His Bayreuth success had established him as a Wagnerian and
Bayreuth claimed him repeatedly, though there was a gap of over
a decade between 1912 and 1924 because he was contracted by
the Met in New York between 1912 and 1917. He then suffered
being interned in 1917 on the United States’ entry into the
War and only managed to return to Germany in 1919. He was still
securely on the international circuit in 1931 – usually singing
Wagner – but in 1933 he turned to his old stamping ground, the
Deutsches Opernhaus, as singer/director. By 1937 he was a concert
agent, though he was only fifty-one. He died in Hamburg in 1960.
Braun’s period in
the recording studios was actually very brief. The period 1911
to 1923 is right but tells only part of the story, the bulk
of recordings having been made between 1911 and 1914 and then
in 1923. He made a few sides for American Columbia in 1916 of
which one, Wilhelm Hill’s stirring Das Herz am Rhein
is presented here. It was the War and his period at the Met
which limited his opportunities in the studios. It would have
been good to have heard him electrically but by then he had
been overtaken by his contemporaries. His main claim to discographic
fame is that he was the first to record Wotan’s narrative from
Act II of Die Walküre and it’s this and the other Wagnerian
sides that offer the greatest rewards and alert us to his important
place at Bayreuth and beyond.
His was a noble
voice, but one perhaps more static than colouristic in the Mozart
extracts. The technique is quite adequate across the range.
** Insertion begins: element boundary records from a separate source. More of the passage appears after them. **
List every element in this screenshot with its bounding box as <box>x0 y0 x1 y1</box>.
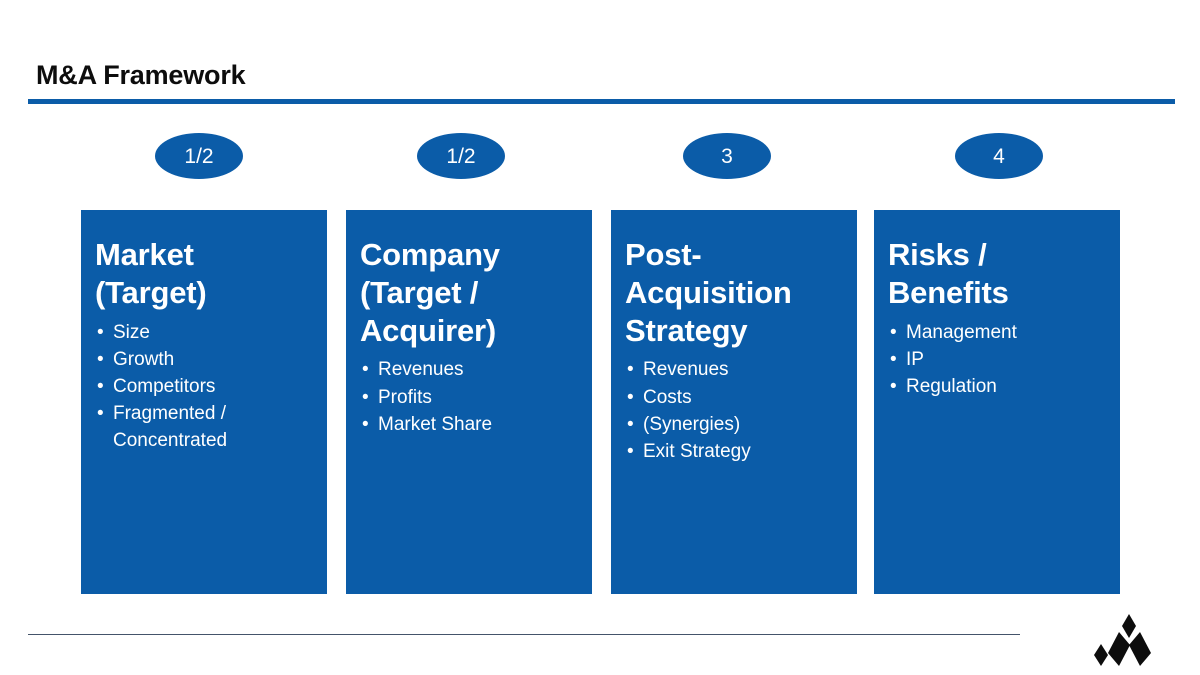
brand-mark-logo <box>1093 612 1167 668</box>
step-badge-1: 1/2 <box>155 133 243 179</box>
slide-canvas: M&A Framework 1/2 1/2 3 4 Market (Target… <box>0 0 1200 675</box>
step-badge-label: 1/2 <box>184 146 213 167</box>
card-title-line: Post- <box>625 236 843 274</box>
step-badge-label: 3 <box>721 146 733 167</box>
framework-card-risks-benefits: Risks / Benefits Management IP Regulatio… <box>874 210 1120 594</box>
page-title: M&A Framework <box>36 60 245 91</box>
card-bullet-list: Revenues Profits Market Share <box>360 357 578 438</box>
list-item: Regulation <box>888 374 1106 400</box>
card-title-line: Risks / <box>888 236 1106 274</box>
card-title-line: Company <box>360 236 578 274</box>
list-item: Exit Strategy <box>625 439 843 465</box>
card-bullet-list: Size Growth Competitors Fragmented / Con… <box>95 320 313 454</box>
step-badge-label: 4 <box>993 146 1005 167</box>
list-item: (Synergies) <box>625 412 843 438</box>
framework-card-post-acquisition: Post- Acquisition Strategy Revenues Cost… <box>611 210 857 594</box>
card-title: Market (Target) <box>95 236 313 312</box>
list-item: Competitors <box>95 374 313 400</box>
card-title-line: (Target) <box>95 274 313 312</box>
card-title-line: (Target / <box>360 274 578 312</box>
framework-card-company: Company (Target / Acquirer) Revenues Pro… <box>346 210 592 594</box>
step-badge-label: 1/2 <box>446 146 475 167</box>
card-title-line: Market <box>95 236 313 274</box>
header-divider <box>28 99 1175 104</box>
list-item: Revenues <box>625 357 843 383</box>
list-item: Revenues <box>360 357 578 383</box>
card-title-line: Acquirer) <box>360 312 578 350</box>
card-bullet-list: Management IP Regulation <box>888 320 1106 401</box>
list-item: Fragmented / Concentrated <box>95 401 313 453</box>
step-badge-4: 4 <box>955 133 1043 179</box>
list-item: Market Share <box>360 412 578 438</box>
card-title-line: Strategy <box>625 312 843 350</box>
card-title: Risks / Benefits <box>888 236 1106 312</box>
list-item: Growth <box>95 347 313 373</box>
list-item: Size <box>95 320 313 346</box>
list-item: IP <box>888 347 1106 373</box>
step-badge-3: 3 <box>683 133 771 179</box>
card-title-line: Acquisition <box>625 274 843 312</box>
framework-card-market: Market (Target) Size Growth Competitors … <box>81 210 327 594</box>
step-badge-2: 1/2 <box>417 133 505 179</box>
card-title: Company (Target / Acquirer) <box>360 236 578 349</box>
footer-divider <box>28 634 1020 635</box>
list-item: Costs <box>625 385 843 411</box>
card-title: Post- Acquisition Strategy <box>625 236 843 349</box>
list-item: Profits <box>360 385 578 411</box>
card-bullet-list: Revenues Costs (Synergies) Exit Strategy <box>625 357 843 465</box>
card-title-line: Benefits <box>888 274 1106 312</box>
list-item: Management <box>888 320 1106 346</box>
He was called on to sing two extracts from Halévy’s Die Jüdin
– sung in German of course – and whilst it’s certainly unusual
to hear him in this repertory, and whilst the voice is once
more dignified and well supported, his phrasing lacks imagination.
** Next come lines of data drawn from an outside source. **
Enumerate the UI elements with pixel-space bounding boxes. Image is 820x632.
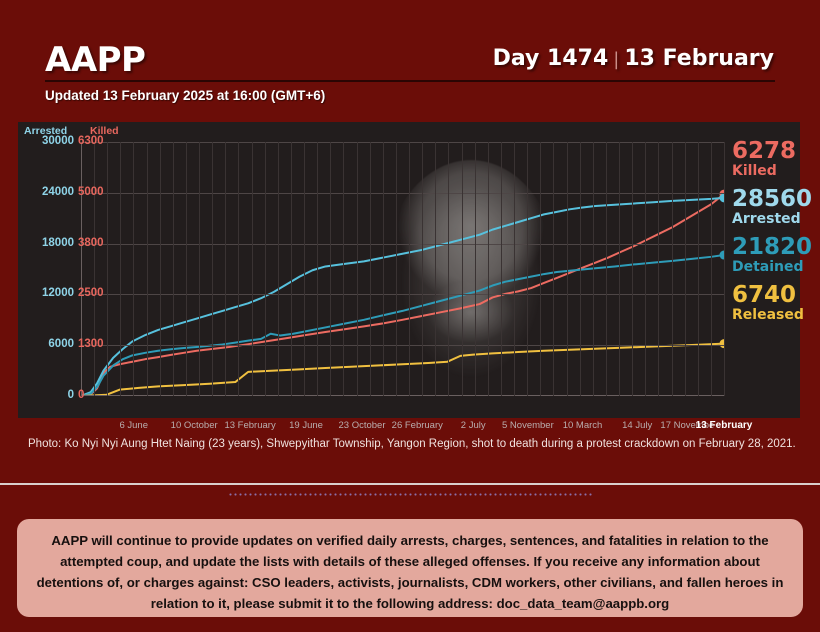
updated-timestamp: Updated 13 February 2025 at 16:00 (GMT+6… — [45, 88, 325, 103]
gridline-vertical — [160, 142, 161, 396]
gridline-vertical — [711, 142, 712, 396]
infographic-page: AAPP Day 1474|13 February Updated 13 Feb… — [0, 0, 820, 632]
gridline-vertical — [409, 142, 410, 396]
legend-label-killed: Killed — [732, 163, 796, 179]
gridline-vertical — [238, 142, 239, 396]
gridline-vertical — [658, 142, 659, 396]
gridline-vertical — [672, 142, 673, 396]
x-tick-label: 10 October — [171, 420, 218, 431]
x-tick-label: 10 March — [563, 420, 603, 431]
series-line-arrested — [81, 198, 724, 396]
gridline-vertical — [343, 142, 344, 396]
gridline-horizontal — [81, 142, 724, 143]
gridline-horizontal — [81, 294, 724, 295]
gridline-vertical — [107, 142, 108, 396]
gridline-vertical — [94, 142, 95, 396]
legend-value-arrested: 28560 — [732, 188, 796, 211]
dotted-divider — [228, 493, 592, 496]
gridline-vertical — [173, 142, 174, 396]
x-tick-label: 19 June — [289, 420, 323, 431]
gridline-vertical — [475, 142, 476, 396]
gridline-vertical — [212, 142, 213, 396]
day-separator: | — [608, 49, 624, 70]
gridline-vertical — [199, 142, 200, 396]
brand-title: AAPP — [45, 40, 145, 80]
gridline-vertical — [383, 142, 384, 396]
chart-panel: Arrested Killed 6 June10 October13 Febru… — [18, 122, 800, 418]
header-divider — [45, 80, 775, 82]
legend-item-released: 6740 Released — [732, 284, 796, 323]
gridline-vertical — [435, 142, 436, 396]
gridline-vertical — [252, 142, 253, 396]
chart-plot-area: 6 June10 October13 February19 June23 Oct… — [81, 142, 724, 396]
gridline-vertical — [593, 142, 594, 396]
gridline-vertical — [147, 142, 148, 396]
y-tick-killed: 0 — [78, 389, 114, 401]
x-tick-label: 6 June — [119, 420, 148, 431]
x-axis-line — [81, 395, 724, 396]
gridline-vertical — [291, 142, 292, 396]
gridline-vertical — [619, 142, 620, 396]
gridline-vertical — [396, 142, 397, 396]
y-tick-arrested: 24000 — [20, 186, 74, 198]
x-tick-label: 23 October — [338, 420, 385, 431]
gridline-vertical — [527, 142, 528, 396]
y-tick-killed: 5000 — [78, 186, 114, 198]
x-tick-label: 26 February — [392, 420, 443, 431]
y-tick-arrested: 0 — [20, 389, 74, 401]
y-tick-killed: 3800 — [78, 237, 114, 249]
x-tick-label: 14 July — [622, 420, 652, 431]
gridline-vertical — [278, 142, 279, 396]
gridline-horizontal — [81, 345, 724, 346]
photo-caption: Photo: Ko Nyi Nyi Aung Htet Naing (23 ye… — [28, 438, 796, 450]
y-axis-line — [81, 142, 82, 396]
legend-label-released: Released — [732, 307, 796, 323]
gridline-horizontal — [81, 193, 724, 194]
gridline-vertical — [265, 142, 266, 396]
header: AAPP Day 1474|13 February Updated 13 Feb… — [0, 0, 820, 118]
gridline-vertical — [553, 142, 554, 396]
gridline-vertical — [540, 142, 541, 396]
gridline-vertical — [304, 142, 305, 396]
gridline-vertical — [462, 142, 463, 396]
gridline-vertical — [357, 142, 358, 396]
day-counter: Day 1474|13 February — [493, 46, 774, 71]
legend-value-killed: 6278 — [732, 140, 796, 163]
series-line-released — [81, 344, 724, 396]
gridline-vertical — [632, 142, 633, 396]
legend-label-detained: Detained — [732, 259, 796, 275]
series-line-detained — [81, 255, 724, 396]
gridline-vertical — [501, 142, 502, 396]
y-tick-arrested: 30000 — [20, 135, 74, 147]
y-tick-killed: 1300 — [78, 338, 114, 350]
gridline-vertical — [225, 142, 226, 396]
gridline-vertical — [448, 142, 449, 396]
legend-item-killed: 6278 Killed — [732, 140, 796, 179]
legend-item-detained: 21820 Detained — [732, 236, 796, 275]
legend-item-arrested: 28560 Arrested — [732, 188, 796, 227]
header-date-label: 13 February — [624, 46, 774, 71]
gridline-vertical — [580, 142, 581, 396]
gridline-vertical — [370, 142, 371, 396]
gridline-vertical — [317, 142, 318, 396]
gridline-horizontal — [81, 244, 724, 245]
gridline-vertical — [514, 142, 515, 396]
y-tick-killed: 6300 — [78, 135, 114, 147]
gridline-vertical — [724, 142, 725, 396]
gridline-vertical — [645, 142, 646, 396]
x-tick-label: 2 July — [461, 420, 486, 431]
legend-value-detained: 21820 — [732, 236, 796, 259]
gridline-vertical — [685, 142, 686, 396]
gridline-vertical — [330, 142, 331, 396]
gridline-vertical — [488, 142, 489, 396]
gridline-vertical — [120, 142, 121, 396]
y-tick-arrested: 6000 — [20, 338, 74, 350]
gridline-vertical — [186, 142, 187, 396]
legend-label-arrested: Arrested — [732, 211, 796, 227]
chart-legend: 6278 Killed 28560 Arrested 21820 Detaine… — [732, 140, 796, 332]
gridline-vertical — [422, 142, 423, 396]
y-tick-arrested: 18000 — [20, 237, 74, 249]
chart-series-lines — [81, 142, 724, 396]
x-tick-label: 5 November — [502, 420, 554, 431]
gridline-vertical — [133, 142, 134, 396]
gridline-vertical — [567, 142, 568, 396]
y-tick-killed: 2500 — [78, 287, 114, 299]
gridline-vertical — [606, 142, 607, 396]
x-tick-label: 13 February — [696, 420, 753, 431]
x-tick-label: 13 February — [224, 420, 275, 431]
day-label: Day 1474 — [493, 46, 609, 71]
legend-value-released: 6740 — [732, 284, 796, 307]
gridline-vertical — [698, 142, 699, 396]
notice-panel: AAPP will continue to provide updates on… — [17, 519, 803, 617]
notice-text: AAPP will continue to provide updates on… — [33, 531, 787, 614]
y-tick-arrested: 12000 — [20, 287, 74, 299]
section-divider — [0, 483, 820, 485]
His Weber shows strong evidence of his characterful bass and
the flecks of humour are welcome, if sometimes he can be a touch
gruff and stolid. The Lortzing should have been much more his
thing but I find he blusters unmercifully in O, ich bin klug
und weise.
But it really is
Wagner that is the centre of gravity here. There are deficiencies.
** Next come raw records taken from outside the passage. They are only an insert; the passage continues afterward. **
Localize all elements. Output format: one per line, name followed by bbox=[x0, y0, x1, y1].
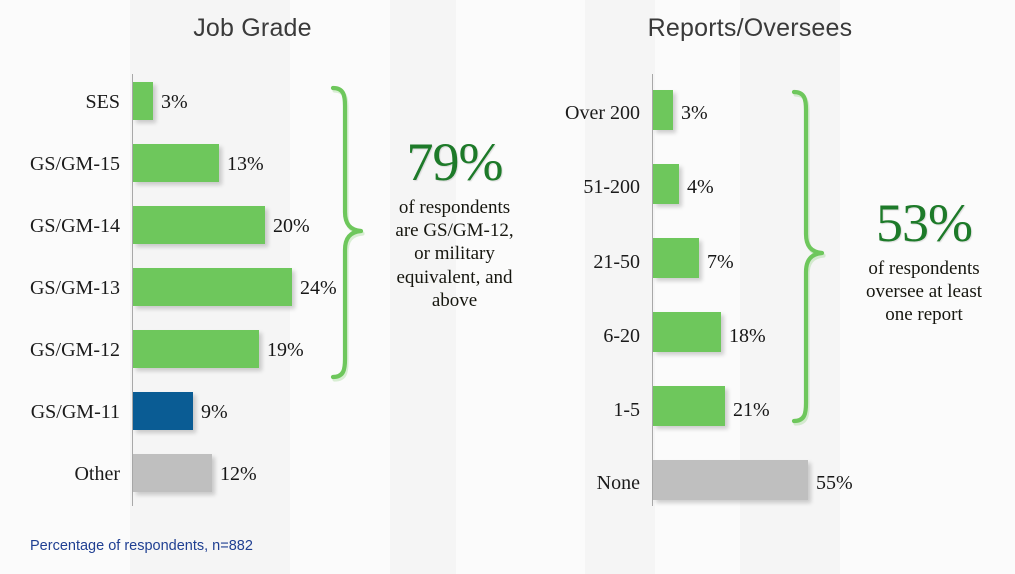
value-label-21-50: 7% bbox=[707, 252, 734, 272]
category-label-gsgm13: GS/GM-13 bbox=[0, 278, 120, 298]
category-label-51-200: 51-200 bbox=[515, 177, 640, 197]
category-label-other: Other bbox=[0, 464, 120, 484]
category-label-6-20: 6-20 bbox=[515, 326, 640, 346]
brace-job-grade bbox=[324, 80, 368, 385]
value-label-gsgm14: 20% bbox=[273, 216, 310, 236]
category-label-gsgm12: GS/GM-12 bbox=[0, 340, 120, 360]
category-label-none: None bbox=[515, 473, 640, 493]
callout-reports-oversees: 53% of respondents oversee at least one … bbox=[838, 196, 1010, 327]
panel-reports-oversees: Reports/Oversees Over 200 51-200 21-50 6… bbox=[505, 0, 1015, 574]
callout-line: one report bbox=[838, 303, 1010, 326]
footnote-respondents: Percentage of respondents, n=882 bbox=[30, 538, 253, 554]
bar-over-200 bbox=[653, 90, 673, 130]
category-label-gsgm14: GS/GM-14 bbox=[0, 216, 120, 236]
bar-none bbox=[653, 460, 808, 500]
category-label-over-200: Over 200 bbox=[515, 103, 640, 123]
panel-job-grade: Job Grade SES GS/GM-15 GS/GM-14 GS/GM-13… bbox=[0, 0, 505, 574]
value-label-over-200: 3% bbox=[681, 103, 708, 123]
callout-highlight-53: 53% bbox=[838, 196, 1010, 250]
value-label-gsgm11: 9% bbox=[201, 402, 228, 422]
callout-line: oversee at least bbox=[838, 280, 1010, 303]
bar-gsgm11 bbox=[133, 392, 193, 430]
value-label-other: 12% bbox=[220, 464, 257, 484]
brace-reports-oversees bbox=[785, 84, 829, 429]
bar-1-5 bbox=[653, 386, 725, 426]
bar-21-50 bbox=[653, 238, 699, 278]
category-label-gsgm15: GS/GM-15 bbox=[0, 154, 120, 174]
bar-51-200 bbox=[653, 164, 679, 204]
callout-line: of respondents bbox=[838, 257, 1010, 280]
y-axis-line-reports-oversees bbox=[652, 74, 653, 506]
value-label-gsgm15: 13% bbox=[227, 154, 264, 174]
bar-gsgm12 bbox=[133, 330, 259, 368]
bar-gsgm14 bbox=[133, 206, 265, 244]
bar-gsgm13 bbox=[133, 268, 292, 306]
value-label-51-200: 4% bbox=[687, 177, 714, 197]
category-label-21-50: 21-50 bbox=[515, 252, 640, 272]
bar-6-20 bbox=[653, 312, 721, 352]
bar-other bbox=[133, 454, 212, 492]
category-label-ses: SES bbox=[0, 92, 120, 112]
category-label-gsgm11: GS/GM-11 bbox=[0, 402, 120, 422]
chart-title-job-grade: Job Grade bbox=[0, 14, 505, 43]
value-label-6-20: 18% bbox=[729, 326, 766, 346]
bar-ses bbox=[133, 82, 153, 120]
infographic-canvas: Job Grade SES GS/GM-15 GS/GM-14 GS/GM-13… bbox=[0, 0, 1015, 574]
callout-body-reports-oversees: of respondents oversee at least one repo… bbox=[838, 257, 1010, 327]
value-label-ses: 3% bbox=[161, 92, 188, 112]
value-label-none: 55% bbox=[816, 473, 853, 493]
bar-gsgm15 bbox=[133, 144, 219, 182]
chart-title-reports-oversees: Reports/Oversees bbox=[495, 14, 1005, 43]
value-label-1-5: 21% bbox=[733, 400, 770, 420]
value-label-gsgm12: 19% bbox=[267, 340, 304, 360]
category-label-1-5: 1-5 bbox=[515, 400, 640, 420]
He shows some weakness at the top in the 1913 Odeon Lohengrin
extract and his monochrome delivery – at least as it comes across
on this 1914 disc - is a demerit in his Rheingold. The
famous Die Walküre extract is sonorous, imposing and
masculine but lacking rather in variety of tone and colour,
a besetting sin of his. The later 1923 sides show the voice
having darkened and deepened but it’s still the same virile
if rather immobile instrument of old. I find actually that the
Vox 1923 Lohengrin shows him in an artistically superior
light to the earlier 1911-14 sequence. Maybe the voice is not
quite as steady as of old but the artistry has gained insight.
It’s a pity we have to leave him at this juncture – he was only
thirty-seven when he made his last recordings.
I’ve happily pillaged
Preiser’s customarily good and concise biographical notes. The
transfers are unproblematic and sensitively done and there are
three evocative postcard reproductions as well. In all this
is a fine salute to an important artist.